Given the function f(x) = 1/(sqrt x)
a. Does f(x) exist at x=0?
b. Does f'(x) exist at x=0?
c. Explain why integral (from 0->1) f(x)dx does exist.
THANK YOU.
a) no, one is not allowed to have zero in the denominator.
b. f(x)=1/sqrt(x)
f'= -1/(2 x-3/2) yes it exists
c. if an endpoint does not exist, one cannot integrate it.
Thank you so much! but are you sure for part c.?
so idk the answer
a. To determine if f(x) exists at x=0, we need to evaluate the function at that point. In this case, substitute x=0 into f(x) to find f(0). We have:
f(0) = 1/(√0)
However, the square root of 0 (√0) is not defined, as any number multiplied by itself equals 0. Therefore, f(x) does not exist at x=0.
b. To determine if f'(x) exists at x=0, we need to find the derivative of f(x) and evaluate it at x=0. Let's differentiate f(x):
f(x) = 1/(√x)
Using the power rule for differentiation, we have:
f'(x) = -(1/2) * (x)^(-3/2)
Now, let's evaluate f'(x) at x=0:
f'(0) = -(1/2) * (0)^(-3/2)
Here, we also encounter a problem.
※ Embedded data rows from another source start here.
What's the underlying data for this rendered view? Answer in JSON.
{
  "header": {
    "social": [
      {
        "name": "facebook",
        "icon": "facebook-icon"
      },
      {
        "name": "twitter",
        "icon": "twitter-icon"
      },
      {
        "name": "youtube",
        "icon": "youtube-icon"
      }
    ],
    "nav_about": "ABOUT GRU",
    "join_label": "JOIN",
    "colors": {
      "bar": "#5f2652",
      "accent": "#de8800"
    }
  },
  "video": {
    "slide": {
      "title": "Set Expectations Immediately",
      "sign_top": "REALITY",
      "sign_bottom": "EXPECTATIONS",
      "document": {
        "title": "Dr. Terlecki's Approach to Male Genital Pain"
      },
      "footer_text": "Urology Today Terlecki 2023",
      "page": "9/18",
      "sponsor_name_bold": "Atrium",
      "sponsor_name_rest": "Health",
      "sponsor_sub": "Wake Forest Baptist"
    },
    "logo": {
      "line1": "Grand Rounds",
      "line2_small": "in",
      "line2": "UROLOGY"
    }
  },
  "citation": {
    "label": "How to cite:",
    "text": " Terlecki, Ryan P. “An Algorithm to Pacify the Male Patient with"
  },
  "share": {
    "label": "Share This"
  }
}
The expression (0)^(-3/2) is undefined, as any number raised to the power of -3/2 would involve dividing by zero. Therefore, f'(x) does not exist at x=0.
c. To determine if the integral of f(x) from 0 to 1 exists, we need to evaluate the definite integral:
∫[0,1] f(x) dx
The function f(x) = 1/(√x) is defined and continuous for x > 0. Therefore, we can integrate f(x) over the interval [0,1].
To compute the integral, we need to find the antiderivative of f(x). By applying the power rule for integration, we get:
∫ f(x) dx = 2√x + C
Now, let's evaluate the integral from 0 to 1:
∫[0,1] f(x) dx = [2√x] from 0 to 1
To find the integral at x=1, substitute 1 in for x:
[2√1] = 2
To find the integral at x=0, substitute 0 in for x:
[2√0] = 0
Therefore, the integral of f(x) from 0 to 1 exists and evaluates to 2.